- Almost one in four Zambians say they use social media (24%) and/or the Internet (22%) “every day” to get news (Figure 1).
- A slim majority (51%) of Zambians say unrestricted access to the Internet and social media should be protected, vs. just 34% who would prefer to see access regulated by the government (Figure 2).
- Among Zambians who have heard of social media, a majority see both positive and negative effects of these digital platforms, including that they make people more informed about current events (91%) and help them have more impact on political processes (74%) but also that they make them more likely to believe false news (76%) and more intolerant of people who hold different views (61%) (Figure 4).
- Overall, half (49%) of citizens familiar with social media believe that it has a positive impact on society; only about half as many (24%) see its impact in a negative light (Figure 5).
- Most Zambians (80%) say politicians and political parties “sometimes” or “often” spread information that they know is false.
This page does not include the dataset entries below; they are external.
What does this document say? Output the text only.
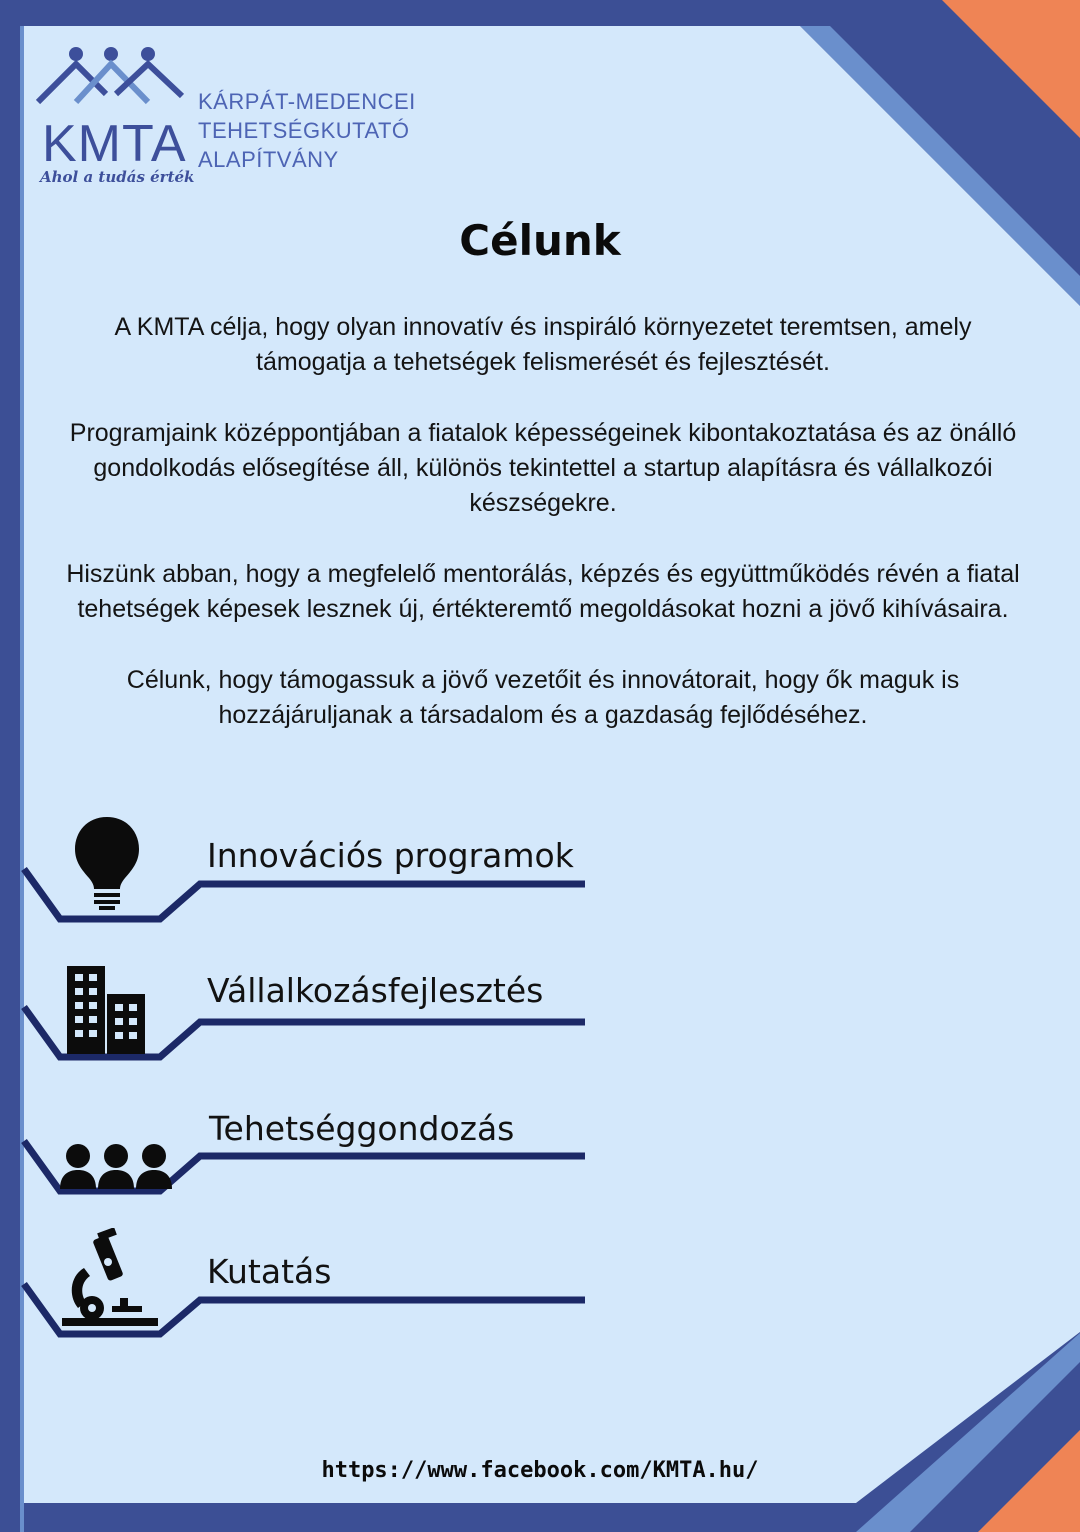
KMTA
Ahol a tudás érték
KÁRPÁT-MEDENCEI
TEHETSÉGKUTATÓ
ALAPÍTVÁNY
Célunk

A KMTA célja, hogy olyan innovatív és inspiráló környezetet teremtsen, amely támogatja a tehetségek felismerését és fejlesztését.

Programjaink középpontjában a fiatalok képességeinek kibontakoztatása és az önálló gondolkodás elősegítése áll, különös tekintettel a startup alapításra és vállalkozói készségekre.

Hiszünk abban, hogy a megfelelő mentorálás, képzés és együttműködés révén a fiatal tehetségek képesek lesznek új, értékteremtő megoldásokat hozni a jövő kihívásaira.

Célunk, hogy támogassuk a jövő vezetőit és innovátorait, hogy ők maguk is hozzájáruljanak a társadalom és a gazdaság fejlődéséhez.

Innovációs programok
Vállalkozásfejlesztés
Tehetséggondozás
Kutatás
https://www.facebook.com/KMTA.hu/
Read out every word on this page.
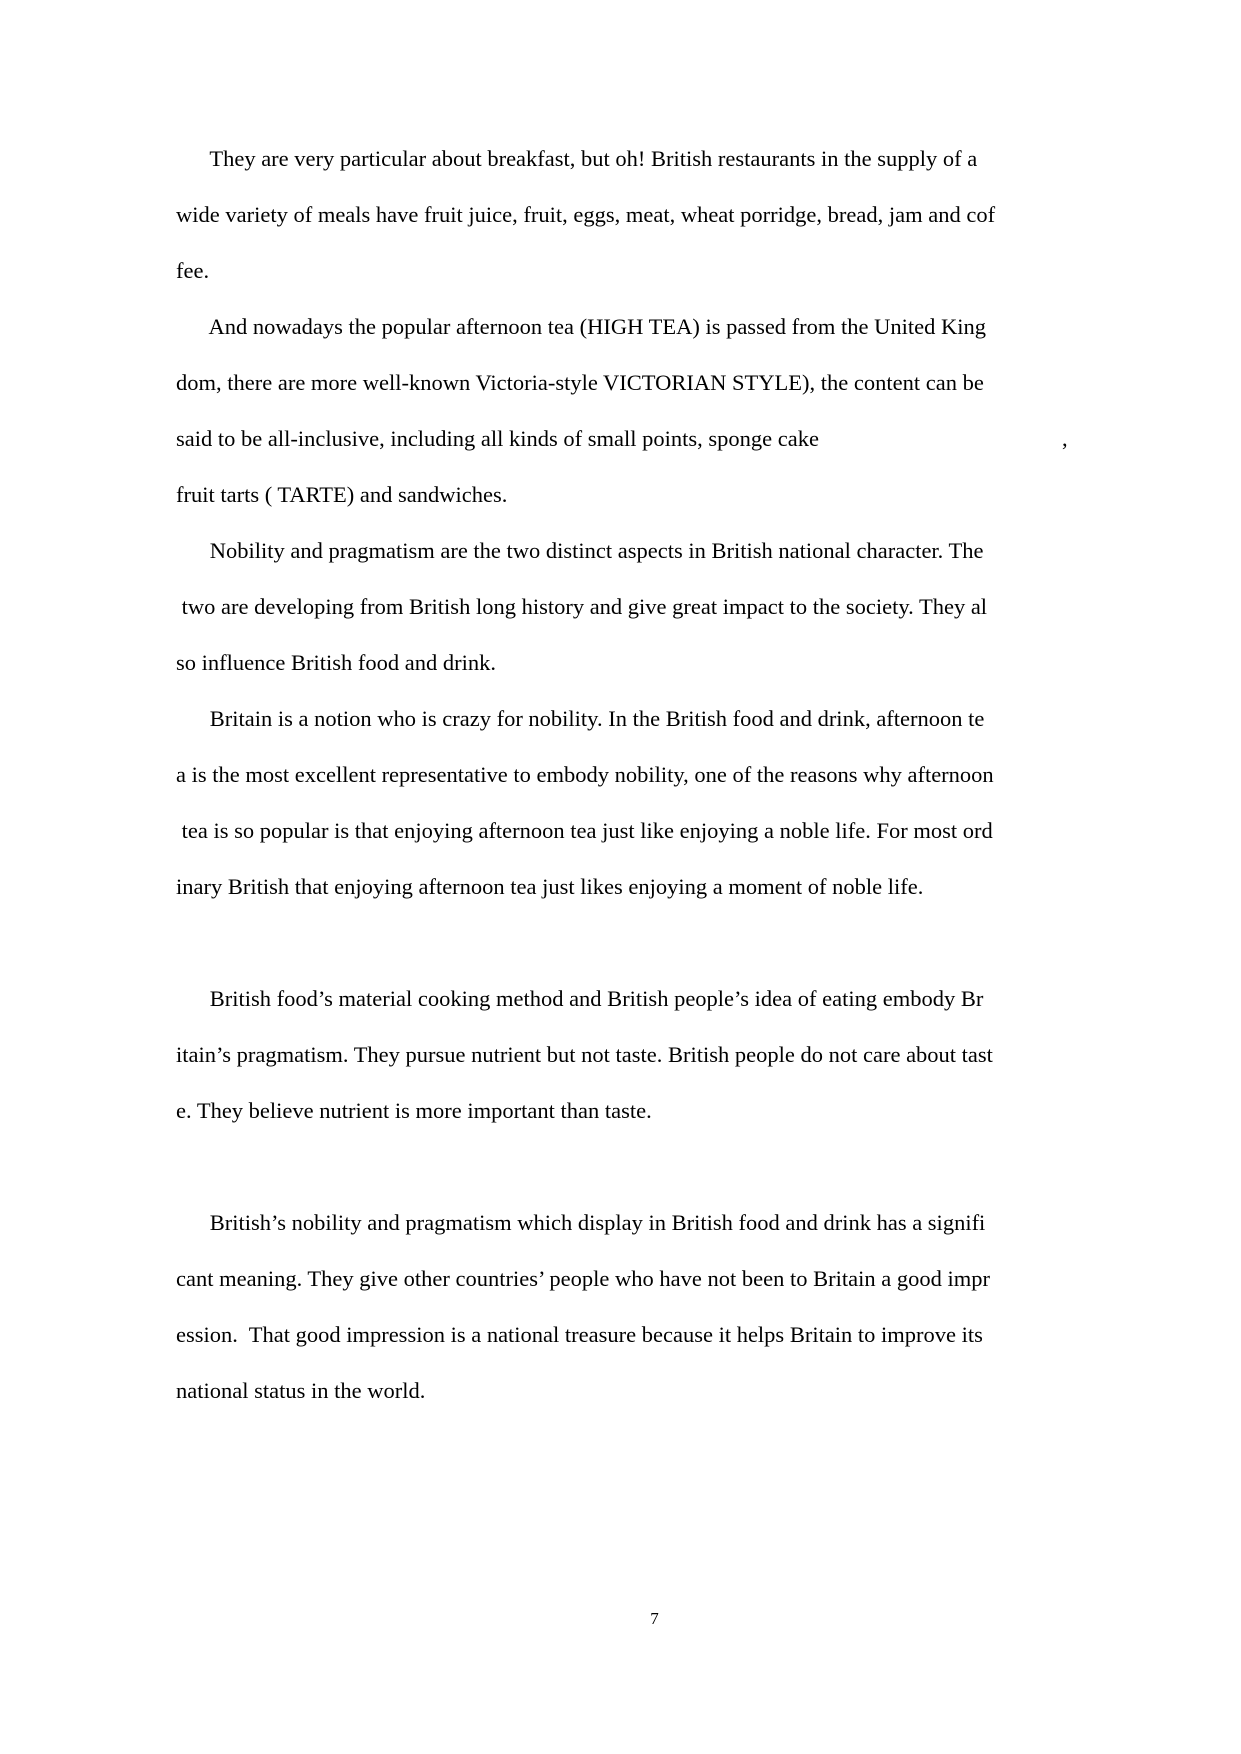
They are very particular about breakfast, but oh! British restaurants in the supply of a
wide variety of meals have fruit juice, fruit, eggs, meat, wheat porridge, bread, jam and cof
fee.
And nowadays the popular afternoon tea (HIGH TEA) is passed from the United King
dom, there are more well-known Victoria-style VICTORIAN STYLE), the content can be
said to be all-inclusive, including all kinds of small points, sponge cake	,
fruit tarts ( TARTE) and sandwiches.
Nobility and pragmatism are the two distinct aspects in British national character. The
two are developing from British long history and give great impact to the society. They al
so influence British food and drink.
Britain is a notion who is crazy for nobility. In the British food and drink, afternoon te
a is the most excellent representative to embody nobility, one of the reasons why afternoon
tea is so popular is that enjoying afternoon tea just like enjoying a noble life. For most ord
inary British that enjoying afternoon tea just likes enjoying a moment of noble life.
British food’s material cooking method and British people’s idea of eating embody Br
itain’s pragmatism. They pursue nutrient but not taste. British people do not care about tast
e. They believe nutrient is more important than taste.
British’s nobility and pragmatism which display in British food and drink has a signifi
cant meaning. They give other countries’ people who have not been to Britain a good impr
ession.  That good impression is a national treasure because it helps Britain to improve its
national status in the world.
7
About six in 10 blame fake news on government officials and social media users (61% each) (Figure 6).
A majority of Zambians say social media and the Internet help people be better citizens, and unrestricted access to them should be protected, the latest Afrobarometer survey shows.
Among Zambians who are familiar with social media, most say it has both positive effects, such as keeping citizens informed, and negative effects, such as making them more likely to believe false information. Overall, positive assessments of social media’s impact on society outnumber negative assessments by 2-to-1.
As for who spreads fake news – via social media or any other media outlet – most Zambians blame politicians and political parties.